NIH-NCI
Contact Info
Phone: 240-760-6591
Yamini Dalal
NIH/NCI

Research Interests: The human genome project and other sequencing projects have provided biologists with a vast amount of information about DNA sequences that comprise various organisms. In eukaryotes, the genome is intimately coupled with highly conserved canonical histone proteins, which make up half the nuclear content. Histones H2a, H2b, H3, H4 form pseudo-symmetrical bead-like units called nucleosomes around which 147bp DNA is wrapped. These repeating units package the entirety of the genome, with spacing between individual nucleosomes dictated by DNA sequence, linker histone, and non-histone proteins. Furthermore, in regions of functional importance, variant histones such as H3.3, CenH3, H2A.X, macro H2a, H2A.Z substitute their canonical counterparts within the nucleosome. These histone variants dramatically alter the structure and dynamics of the local chromatin fiber resulting in epigenetic control of functions ranging from promoter accessibility to centromere identity.

We focus on centromeres to elucidate the relationship between histone variants, chromatin fiber structure, assembly/disassembly dynamics and biological function. Centromeres are the visually striking central constriction seen in eukaryotic mitotic chromosomes, and are required for microtubule attachment. The centromeric chromatin fiber presents a near-perfect model for studying epigenetic control, because no single DNA sequence is deemed necessary for formation, specification, maintenance or function of the centromere. Rather, the key element appears to be the histone H3 variant CenH3. CenH3's exclusive enrichment at a location within the genome marks that region to be the centromere in thousands upon thousands of cell generations, providing epigenetic inheritance of centromere domains. How this remarkable feat is accomplished remains a central question in biology. We have uncovered features of native Drosophila and human CenH3-nucleosomes that differ from those seen for canonical nucleosomes in vivo. We have recently proposed that these structural differences determine the accessibility of the centromeric chromatin fiber during the cell cycle so that kinetochore proteins can distinguish CenH3 nucleosomes, and that other forms of the CenH3 nucleosome at ectopic locations that block kinetochore recognition, protecting the cell from neocentromere formation.

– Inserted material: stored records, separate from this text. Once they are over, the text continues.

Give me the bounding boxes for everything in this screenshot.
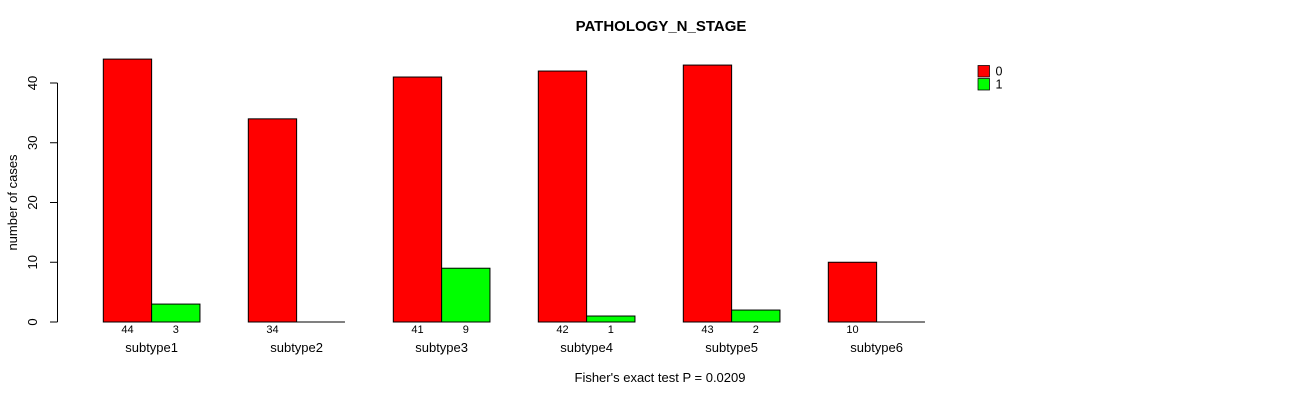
category-label-subtype6: subtype6 [850, 340, 903, 355]
category-label-subtype5: subtype5 [705, 340, 758, 355]
bar-subtype5-series-0 [682, 64, 733, 323]
bar-subtype1-series-1 [151, 303, 201, 323]
category-label-subtype2: subtype2 [270, 340, 323, 355]
bar-groups [102, 58, 925, 323]
bar-count-label: 9 [463, 324, 469, 336]
bar-subtype3-series-1 [441, 267, 491, 323]
category-label-subtype4: subtype4 [560, 340, 613, 355]
bar-count-label: 2 [753, 324, 759, 336]
bar-subtype5-series-1 [731, 309, 781, 323]
bar-count-label: 44 [121, 324, 133, 336]
bar-subtype3-series-0 [392, 76, 443, 323]
bar-count-label: 34 [266, 324, 278, 336]
y-axis-title: number of cases [5, 154, 20, 251]
bar-subtype6-series-0 [827, 261, 878, 323]
bar-subtype1-series-0 [102, 58, 153, 323]
bar-count-label: 3 [173, 324, 179, 336]
fisher-test-caption: Fisher's exact test P = 0.0209 [575, 370, 746, 385]
chart-title: PATHOLOGY_N_STAGE [576, 18, 747, 35]
bar-count-label: 42 [556, 324, 568, 336]
bar-subtype2-series-0 [247, 118, 298, 323]
bar-subtype4-series-0 [537, 70, 588, 323]
y-tick-label: 40 [25, 76, 40, 90]
y-tick-label: 0 [25, 318, 40, 325]
y-tick-label: 20 [25, 195, 40, 209]
y-axis: 0 10 20 30 40 [25, 76, 58, 326]
bar-count-label: 41 [411, 324, 423, 336]
y-tick-label: 10 [25, 255, 40, 269]
bar-subtype4-series-1 [586, 315, 636, 323]
legend-swatch-1 [977, 78, 990, 91]
category-label-subtype1: subtype1 [125, 340, 178, 355]
y-tick-label: 30 [25, 136, 40, 150]
legend-label-1: 1 [996, 78, 1003, 92]
legend-label-0: 0 [996, 65, 1003, 79]
bar-count-label: 43 [701, 324, 713, 336]
bar-count-label: 10 [846, 324, 858, 336]
bar-and-category-labels: 44 3 subtype1 34 subtype2 41 9 subtype3 42 1 subty… [121, 324, 903, 355]
category-label-subtype3: subtype3 [415, 340, 468, 355]
legend: 01 [977, 65, 1003, 92]
legend-swatch-0 [977, 65, 990, 78]
bar-count-label: 1 [608, 324, 614, 336]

Current goals of the lab are to elucidate: 1) how CenH3 nucleosome structure varies through the cell cycle, 2) how assembly and disassembly kinetics influence the centromeric chromatin fiber accessibility and uniformity, 3) how the global chromatin fiber's three-dimensional arrangement and structure is altered when the individual nucleosomes that make up the fiber are replaced by CenH3 or other histone variants in colorectal tumors, 4) functional and epigenetic consequences of histone variant invasion of ectopic loci, and 5) whether the distinctive features we observe in fly and human are conserved in other species. Our collaborative projects range from developing new atomic force microscopy applications to enable fluorescent single molecule recognition within native chromatin, analyzing the structure of human artificial chromosomes, to mapping chromatin domains at fragile regions in human chromosomes.